The rise of Reform UK and a refashioned Green Party offer vividly polarised reactions to the falling off of the dream of globalisation. Once, it seemed common sense to argue that it was cheaper to buy our steel from China, build our ships in Korea, and manufacture our clothing in Vietnam. But comparative advantage, increased consumer choice, long supply chains, and just-in-time delivery have had a downside. Some things turn out to be more important than economic efficiency.

All across our post-industrial landscape, jobs were lost and economic inequality rose. In the left-behind areas, ordinary people grew alienated. They hit back at the political Establishment by voting for Brexit. Resentment grew at the increased migration that globalisation produced. Last week, they voted for Reform UK in large numbers, hoping to Make Britain Great Again.

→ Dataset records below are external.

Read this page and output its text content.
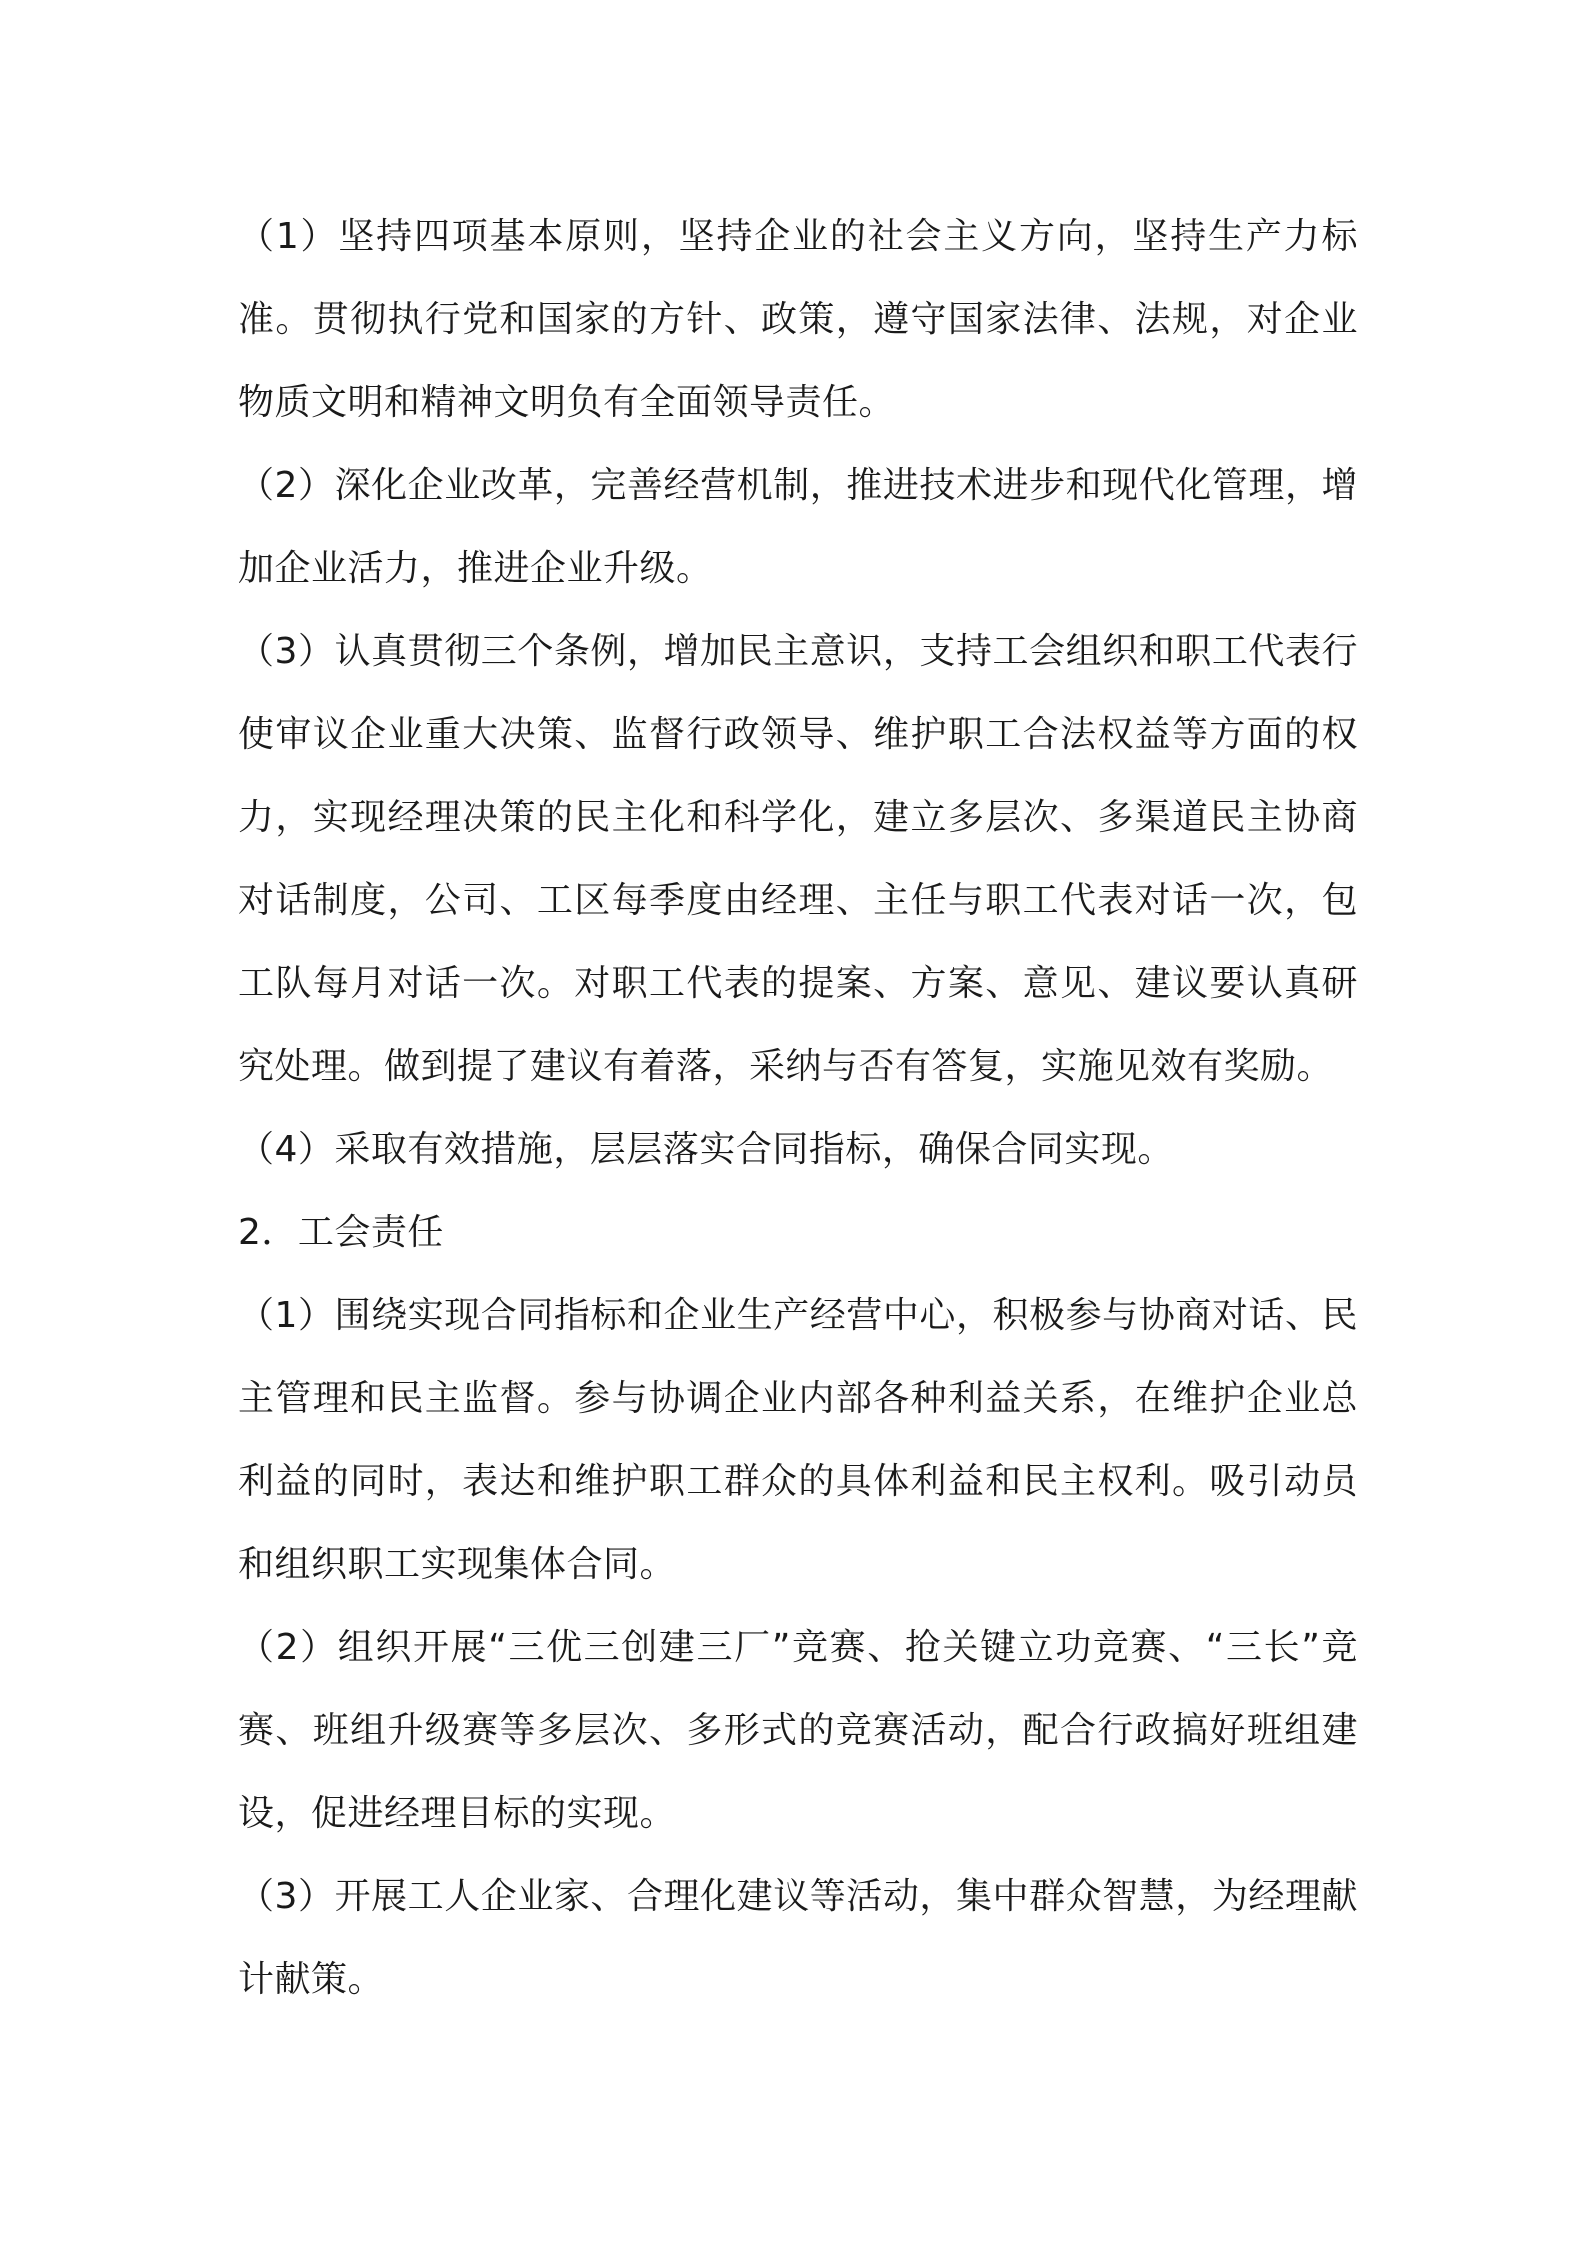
（1）坚持四项基本原则，坚持企业的社会主义方向，坚持生产力标准。贯彻执行党和国家的方针、政策，遵守国家法律、法规，对企业物质文明和精神文明负有全面领导责任。

（2）深化企业改革，完善经营机制，推进技术进步和现代化管理，增加企业活力，推进企业升级。

（3）认真贯彻三个条例，增加民主意识，支持工会组织和职工代表行使审议企业重大决策、监督行政领导、维护职工合法权益等方面的权力，实现经理决策的民主化和科学化，建立多层次、多渠道民主协商对话制度，公司、工区每季度由经理、主任与职工代表对话一次，包工队每月对话一次。对职工代表的提案、方案、意见、建议要认真研究处理。做到提了建议有着落，采纳与否有答复，实施见效有奖励。

（4）采取有效措施，层层落实合同指标，确保合同实现。

2．工会责任

（1）围绕实现合同指标和企业生产经营中心，积极参与协商对话、民主管理和民主监督。参与协调企业内部各种利益关系，在维护企业总利益的同时，表达和维护职工群众的具体利益和民主权利。吸引动员和组织职工实现集体合同。

（2）组织开展“三优三创建三厂”竞赛、抢关键立功竞赛、“三长”竞赛、班组升级赛等多层次、多形式的竞赛活动，配合行政搞好班组建设，促进经理目标的实现。

（3）开展工人企业家、合理化建议等活动，集中群众智慧，为经理献计献策。
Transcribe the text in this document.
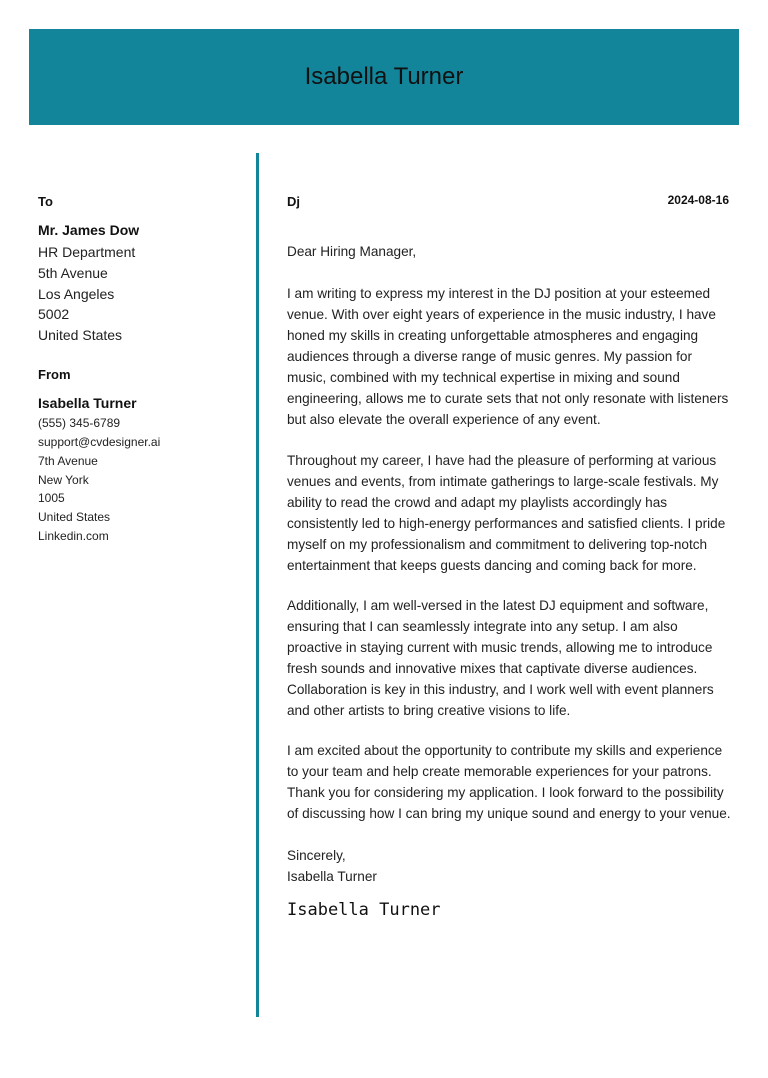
Isabella Turner
To
Mr. James Dow
HR Department
5th Avenue
Los Angeles
5002
United States
From
Isabella Turner
(555) 345-6789
support@cvdesigner.ai
7th Avenue
New York
1005
United States
Linkedin.com
Dj	2024-08-16

Dear Hiring Manager,

I am writing to express my interest in the DJ position at your esteemed venue. With over eight years of experience in the music industry, I have honed my skills in creating unforgettable atmospheres and engaging audiences through a diverse range of music genres. My passion for music, combined with my technical expertise in mixing and sound engineering, allows me to curate sets that not only resonate with listeners but also elevate the overall experience of any event.

Throughout my career, I have had the pleasure of performing at various venues and events, from intimate gatherings to large-scale festivals. My ability to read the crowd and adapt my playlists accordingly has consistently led to high-energy performances and satisfied clients. I pride myself on my professionalism and commitment to delivering top-notch entertainment that keeps guests dancing and coming back for more.

Additionally, I am well-versed in the latest DJ equipment and software, ensuring that I can seamlessly integrate into any setup. I am also proactive in staying current with music trends, allowing me to introduce fresh sounds and innovative mixes that captivate diverse audiences. Collaboration is key in this industry, and I work well with event planners and other artists to bring creative visions to life.

I am excited about the opportunity to contribute my skills and experience to your team and help create memorable experiences for your patrons. Thank you for considering my application. I look forward to the possibility of discussing how I can bring my unique sound and energy to your venue.

Sincerely,

Isabella Turner

Isabella Turner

Voters for the Green Party are discontented with globalisation for different reasons. It promotes use of fossil fuels through increased transport, greater pollution levels, greenhouse gas emissions, and deforestation. It puts the interests of investors before those of low-skilled workers. It makes multinational companies more powerful than governments. All in all, it reinforces the economic, cultural, and geopolitical status quo — which is why support for the persecuted people of Gaza is such a totemic issue for Greens, just as small boats are for Reform.

All this is what turned local elections, with their customary concerns about potholes and bin collections, into a referendum on the current Labour Government and its Conservative predecessor. Both parties were hammered — and Reform and the Greens are in invigorated ascendancy.

When I arrived as The Times’s correspondent in Belfast during the Troubles in the 1980s, the two dominant political parties were the Official Unionists and the SDLP, led by the towering figures of David Trimble and John Hulme. But, over the years, those moderate parties were each replaced by the hardliners of Ian Paisley’s Democratic Unionists and Gerry Adams’s Sinn Fein, the political wing of the IRA.

Things fall apart, the centre cannot hold, we all thought, echoing W. B. Yeats’s apocalyptic warning about the advent of fascism. It is tempting to think that again now. But, within a decade, the killing had ended and the intransigent Dr Paisley and IRA man Martin McGuinness were working together so well that they became known as the Chuckle Brothers.

Looking at today’s Labour and Conservative parties, alongside Reform and the Greens, we may be enticed once more to observe that, today, too, “the best lack all conviction, while the worst Are full of passionate intensity.” It is easily possible that the obituaries of Labour and the Tories penned by over-dramatic political pundits this week are grossly premature. But the prospect of Nigel Farage and Zack Polanski taking up the mantle of the Chuckle Brothers seems exceedingly remote.